Key features of the application are:
- Voice dialing (by contact name or phone number)
- Address book, contact and call log management
- Text message management
- Dictation of text messages, using an Internet connection
- Calling contacts and initializing sending messages to contacts using Viber and WhatsApp
- Starting navigation to any desired location selected by voice, using Google Maps or Here WeGo
Additional functionalities of the application:
- The ability to carry out all the actions by touch, without the use of voice, if the user desires so
- Quick and easy activation of the application by shaking the phone
- Working without an Internet connection (except for the first launch and dictation of messages)
- Filtering contacts, messages and call logs by name or part of a name, messages by content, and call logs by type of call
- The application is specifically adapted to the Serbian language, so it is possible to use the names in their appropriate morphological word forms ("Pozovi Lučića" instead of "Pozovi Lučić"). The application supports both the Cyrillic and the Latin alphabets, as well as names written without using letters like 'č' and 'ć' (user can say "Lučić" even though it is written as "Lucic" in the address book)
- Automatic alphabet conversion when sending text messages
- You can set Axon Voice Assistant to be the default messaging application
Beta version of this application (1.3.14) is available from the following link: Download Axon - Voice Assistant
How it works
Dialog manager
This module is responsible for entire behavior of the system. It uses the output of the speech recognizer as its input, and performs the appropriate action.
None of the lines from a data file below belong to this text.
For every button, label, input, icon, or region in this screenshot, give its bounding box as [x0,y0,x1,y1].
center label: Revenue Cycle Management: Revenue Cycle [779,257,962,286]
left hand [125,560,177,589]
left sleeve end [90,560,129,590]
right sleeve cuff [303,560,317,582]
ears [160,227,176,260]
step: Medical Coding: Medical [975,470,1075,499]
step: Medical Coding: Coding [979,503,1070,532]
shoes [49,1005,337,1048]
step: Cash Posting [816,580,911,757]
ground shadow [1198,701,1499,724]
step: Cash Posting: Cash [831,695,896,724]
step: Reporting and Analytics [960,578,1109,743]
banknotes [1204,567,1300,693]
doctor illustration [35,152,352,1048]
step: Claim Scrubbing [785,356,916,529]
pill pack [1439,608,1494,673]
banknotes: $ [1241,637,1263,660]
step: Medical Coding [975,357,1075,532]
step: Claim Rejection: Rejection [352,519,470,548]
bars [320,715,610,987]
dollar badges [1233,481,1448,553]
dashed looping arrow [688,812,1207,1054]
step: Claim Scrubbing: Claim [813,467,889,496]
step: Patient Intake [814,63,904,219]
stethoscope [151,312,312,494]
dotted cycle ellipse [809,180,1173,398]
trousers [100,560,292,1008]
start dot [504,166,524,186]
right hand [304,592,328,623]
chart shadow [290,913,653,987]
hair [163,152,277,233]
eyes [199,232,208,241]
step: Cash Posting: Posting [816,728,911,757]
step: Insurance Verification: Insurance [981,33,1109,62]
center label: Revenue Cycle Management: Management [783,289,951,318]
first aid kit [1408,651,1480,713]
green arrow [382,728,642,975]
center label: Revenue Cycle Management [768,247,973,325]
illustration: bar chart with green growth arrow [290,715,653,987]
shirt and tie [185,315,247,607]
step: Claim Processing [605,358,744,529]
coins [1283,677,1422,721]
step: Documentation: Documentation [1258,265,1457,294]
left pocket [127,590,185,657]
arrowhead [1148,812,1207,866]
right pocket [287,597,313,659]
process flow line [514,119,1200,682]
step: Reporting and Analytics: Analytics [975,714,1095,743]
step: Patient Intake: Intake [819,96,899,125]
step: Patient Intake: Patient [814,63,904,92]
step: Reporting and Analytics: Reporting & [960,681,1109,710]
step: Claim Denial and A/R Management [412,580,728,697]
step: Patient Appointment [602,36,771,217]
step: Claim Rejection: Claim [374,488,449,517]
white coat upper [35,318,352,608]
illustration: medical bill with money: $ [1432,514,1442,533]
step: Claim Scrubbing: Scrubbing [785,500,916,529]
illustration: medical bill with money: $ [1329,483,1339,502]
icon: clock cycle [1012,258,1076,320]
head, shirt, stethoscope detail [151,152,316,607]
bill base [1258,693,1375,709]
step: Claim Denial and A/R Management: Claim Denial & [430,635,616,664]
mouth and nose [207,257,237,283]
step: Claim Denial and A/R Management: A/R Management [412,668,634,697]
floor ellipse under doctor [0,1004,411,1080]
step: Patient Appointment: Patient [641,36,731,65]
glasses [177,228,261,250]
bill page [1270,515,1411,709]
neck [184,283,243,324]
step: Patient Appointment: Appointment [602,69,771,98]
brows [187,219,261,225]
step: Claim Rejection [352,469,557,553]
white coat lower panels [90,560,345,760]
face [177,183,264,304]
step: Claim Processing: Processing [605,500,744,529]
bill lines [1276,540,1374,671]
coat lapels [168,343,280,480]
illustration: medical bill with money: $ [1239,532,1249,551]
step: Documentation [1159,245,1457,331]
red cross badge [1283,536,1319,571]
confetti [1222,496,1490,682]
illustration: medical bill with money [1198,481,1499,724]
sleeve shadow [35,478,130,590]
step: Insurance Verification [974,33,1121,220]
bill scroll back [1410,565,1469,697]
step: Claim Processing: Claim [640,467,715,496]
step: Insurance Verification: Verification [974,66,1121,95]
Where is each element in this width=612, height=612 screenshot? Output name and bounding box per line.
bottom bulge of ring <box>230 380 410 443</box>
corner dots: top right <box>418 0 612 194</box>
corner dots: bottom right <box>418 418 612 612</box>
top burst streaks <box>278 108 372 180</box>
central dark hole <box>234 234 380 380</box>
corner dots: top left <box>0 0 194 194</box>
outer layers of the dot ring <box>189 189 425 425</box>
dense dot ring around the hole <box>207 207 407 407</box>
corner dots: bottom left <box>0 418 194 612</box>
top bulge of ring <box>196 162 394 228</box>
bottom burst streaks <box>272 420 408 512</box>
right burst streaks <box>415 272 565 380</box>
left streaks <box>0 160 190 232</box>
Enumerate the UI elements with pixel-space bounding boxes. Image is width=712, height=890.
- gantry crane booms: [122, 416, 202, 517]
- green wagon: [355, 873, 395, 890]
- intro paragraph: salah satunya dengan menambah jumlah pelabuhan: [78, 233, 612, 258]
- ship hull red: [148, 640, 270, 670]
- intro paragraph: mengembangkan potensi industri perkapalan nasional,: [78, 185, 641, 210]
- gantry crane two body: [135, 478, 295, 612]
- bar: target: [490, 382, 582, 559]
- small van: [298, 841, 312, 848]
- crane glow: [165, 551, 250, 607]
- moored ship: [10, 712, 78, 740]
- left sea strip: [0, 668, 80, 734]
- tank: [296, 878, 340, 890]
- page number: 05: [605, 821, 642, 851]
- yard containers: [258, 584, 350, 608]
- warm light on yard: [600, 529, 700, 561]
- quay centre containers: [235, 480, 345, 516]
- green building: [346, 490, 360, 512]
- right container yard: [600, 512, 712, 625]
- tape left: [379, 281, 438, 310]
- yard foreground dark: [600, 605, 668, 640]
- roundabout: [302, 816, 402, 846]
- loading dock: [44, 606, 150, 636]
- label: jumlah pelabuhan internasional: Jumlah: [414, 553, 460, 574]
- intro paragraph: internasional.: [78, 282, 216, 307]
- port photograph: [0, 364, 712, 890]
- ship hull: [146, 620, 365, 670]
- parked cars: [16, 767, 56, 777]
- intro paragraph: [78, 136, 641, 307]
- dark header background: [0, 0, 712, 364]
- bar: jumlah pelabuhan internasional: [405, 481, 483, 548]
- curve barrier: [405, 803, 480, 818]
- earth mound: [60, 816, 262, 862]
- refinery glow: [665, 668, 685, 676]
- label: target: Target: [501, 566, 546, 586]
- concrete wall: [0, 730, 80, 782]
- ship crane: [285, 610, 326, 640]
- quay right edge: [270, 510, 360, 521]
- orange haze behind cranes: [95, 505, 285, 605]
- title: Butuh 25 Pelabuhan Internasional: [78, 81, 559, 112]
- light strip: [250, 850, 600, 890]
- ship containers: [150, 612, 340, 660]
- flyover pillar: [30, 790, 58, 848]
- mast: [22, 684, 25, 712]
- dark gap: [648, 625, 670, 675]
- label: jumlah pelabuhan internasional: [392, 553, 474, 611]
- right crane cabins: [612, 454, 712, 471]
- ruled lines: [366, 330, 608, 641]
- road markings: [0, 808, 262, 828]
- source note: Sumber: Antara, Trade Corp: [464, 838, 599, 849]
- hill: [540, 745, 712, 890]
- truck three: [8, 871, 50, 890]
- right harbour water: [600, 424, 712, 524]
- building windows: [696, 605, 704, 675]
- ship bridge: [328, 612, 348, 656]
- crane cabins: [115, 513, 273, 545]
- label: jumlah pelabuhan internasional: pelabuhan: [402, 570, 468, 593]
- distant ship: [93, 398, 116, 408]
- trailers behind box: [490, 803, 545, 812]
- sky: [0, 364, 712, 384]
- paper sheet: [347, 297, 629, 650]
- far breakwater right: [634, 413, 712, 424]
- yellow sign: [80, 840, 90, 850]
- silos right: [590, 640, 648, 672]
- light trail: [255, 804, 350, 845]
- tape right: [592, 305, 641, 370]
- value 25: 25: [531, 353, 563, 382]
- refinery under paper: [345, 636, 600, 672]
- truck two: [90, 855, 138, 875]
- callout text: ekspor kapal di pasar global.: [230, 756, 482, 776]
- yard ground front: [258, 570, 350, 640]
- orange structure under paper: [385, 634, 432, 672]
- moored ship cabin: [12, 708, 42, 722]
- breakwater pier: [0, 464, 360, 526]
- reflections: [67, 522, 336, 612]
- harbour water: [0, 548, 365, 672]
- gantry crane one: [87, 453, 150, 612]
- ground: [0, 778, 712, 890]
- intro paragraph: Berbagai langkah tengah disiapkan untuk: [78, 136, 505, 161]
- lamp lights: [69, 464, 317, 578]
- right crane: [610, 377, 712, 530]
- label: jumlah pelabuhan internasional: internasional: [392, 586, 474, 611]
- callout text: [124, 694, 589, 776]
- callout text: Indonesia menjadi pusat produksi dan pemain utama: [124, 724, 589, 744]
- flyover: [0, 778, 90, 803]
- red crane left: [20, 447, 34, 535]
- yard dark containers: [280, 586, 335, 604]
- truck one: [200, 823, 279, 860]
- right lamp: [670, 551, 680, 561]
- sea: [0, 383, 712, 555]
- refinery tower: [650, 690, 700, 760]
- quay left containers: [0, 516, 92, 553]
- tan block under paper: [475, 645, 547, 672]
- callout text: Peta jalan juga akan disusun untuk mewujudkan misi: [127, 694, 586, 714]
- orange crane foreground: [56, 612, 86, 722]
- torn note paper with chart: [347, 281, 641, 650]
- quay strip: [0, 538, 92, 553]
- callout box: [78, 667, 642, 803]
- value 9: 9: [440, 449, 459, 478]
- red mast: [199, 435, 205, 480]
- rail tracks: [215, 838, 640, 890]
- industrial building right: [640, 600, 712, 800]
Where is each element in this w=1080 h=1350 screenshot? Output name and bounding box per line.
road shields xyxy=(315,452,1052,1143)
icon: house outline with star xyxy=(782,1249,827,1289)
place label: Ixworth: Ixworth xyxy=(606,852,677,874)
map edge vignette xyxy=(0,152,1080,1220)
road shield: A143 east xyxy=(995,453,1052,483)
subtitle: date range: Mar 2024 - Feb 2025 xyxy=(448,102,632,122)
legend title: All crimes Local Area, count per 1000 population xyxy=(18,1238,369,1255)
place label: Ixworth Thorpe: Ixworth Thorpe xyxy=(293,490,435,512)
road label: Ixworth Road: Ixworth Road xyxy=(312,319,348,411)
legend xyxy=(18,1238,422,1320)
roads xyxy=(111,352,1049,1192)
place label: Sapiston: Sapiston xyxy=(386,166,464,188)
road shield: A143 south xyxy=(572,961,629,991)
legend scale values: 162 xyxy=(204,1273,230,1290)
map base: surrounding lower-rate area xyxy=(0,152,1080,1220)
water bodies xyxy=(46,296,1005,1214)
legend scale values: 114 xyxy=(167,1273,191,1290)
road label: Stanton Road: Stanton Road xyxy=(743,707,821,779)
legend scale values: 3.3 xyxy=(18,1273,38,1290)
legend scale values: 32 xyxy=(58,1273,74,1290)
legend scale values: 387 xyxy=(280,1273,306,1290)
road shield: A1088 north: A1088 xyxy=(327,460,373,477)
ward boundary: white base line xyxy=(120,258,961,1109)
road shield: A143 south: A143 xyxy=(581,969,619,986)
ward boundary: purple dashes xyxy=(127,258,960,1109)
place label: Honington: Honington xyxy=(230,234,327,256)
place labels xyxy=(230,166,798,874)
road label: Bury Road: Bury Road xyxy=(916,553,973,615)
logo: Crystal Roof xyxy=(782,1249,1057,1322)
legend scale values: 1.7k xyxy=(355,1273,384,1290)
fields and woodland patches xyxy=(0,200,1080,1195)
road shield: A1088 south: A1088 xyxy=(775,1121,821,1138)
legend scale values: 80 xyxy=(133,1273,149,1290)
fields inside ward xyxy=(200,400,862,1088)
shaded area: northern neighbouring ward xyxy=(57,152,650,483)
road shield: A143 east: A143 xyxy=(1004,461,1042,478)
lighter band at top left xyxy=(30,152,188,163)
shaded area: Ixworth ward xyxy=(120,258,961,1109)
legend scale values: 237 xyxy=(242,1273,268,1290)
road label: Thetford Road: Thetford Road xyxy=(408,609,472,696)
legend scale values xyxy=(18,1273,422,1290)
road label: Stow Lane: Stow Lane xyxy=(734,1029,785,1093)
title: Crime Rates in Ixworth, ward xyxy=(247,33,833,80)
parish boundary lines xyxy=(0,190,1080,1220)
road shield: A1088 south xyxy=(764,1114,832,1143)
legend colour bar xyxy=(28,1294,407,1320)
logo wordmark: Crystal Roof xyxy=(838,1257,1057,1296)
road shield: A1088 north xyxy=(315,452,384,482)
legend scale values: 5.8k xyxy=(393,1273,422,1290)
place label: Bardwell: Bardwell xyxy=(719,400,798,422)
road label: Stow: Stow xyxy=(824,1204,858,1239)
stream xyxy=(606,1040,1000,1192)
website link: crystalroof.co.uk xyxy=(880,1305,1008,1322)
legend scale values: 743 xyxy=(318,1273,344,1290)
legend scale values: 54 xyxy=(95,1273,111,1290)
A set of tasks is defined, with a precise specification of the information required for their execution. Some examples of these tasks are: calling a contact, sending a text message to a contact, etc.
If the system fails to recognize the verbal input, an appropriate message will be displayed for the user. If the user fails to provide all the necessary information, the system will ask additional questions.
Natural Language Understanding
The NLU module converts the user’s query into a form suitable to the dialog manager. For instance, if the query is recognized as 'Send a text message to Vesna Petrović', the dialog manager will receive: "command: SEND_SMS; contact: Vesna Petrović".
Natural Language Generation
The function of this module is dual to the function of the NLU module. Namely, it converts the information from the format suitable to the dialog manager into a sentence of the natural language.
Implementation of speech technologies on mobile platforms
Until recently, speech recognition was limited to small vocabularies and to the PC platform. The vocabulary of this application is significantly larger, and the software is optimized to conform to the resource limitations of mobile phone devices.
As for speech synthesis, our previous solutions were of high quality, but also restricted to a PC. Now we have developed a less resource demanding version compatible with the operating systems of smartphones. This was possible with a slight degradation of the quality of the synthesis, acceptable from the point of view of the target application.
Speech Recognition Accuracy
It is well known that a number of recognizers by renowned manufacturers function with insufficient accuracy, even for major languages, which leads to user frustration and dissatisfaction.
In order to increase recognition accuracy, the language model used for recognition is particularly tailored to suit the functionality used at a particular moment. For example, the user cannot open a contact from the address book and then call someone else. This more restrictive approach involves a certain (although very short) adjustment period, but it provides much more reliability.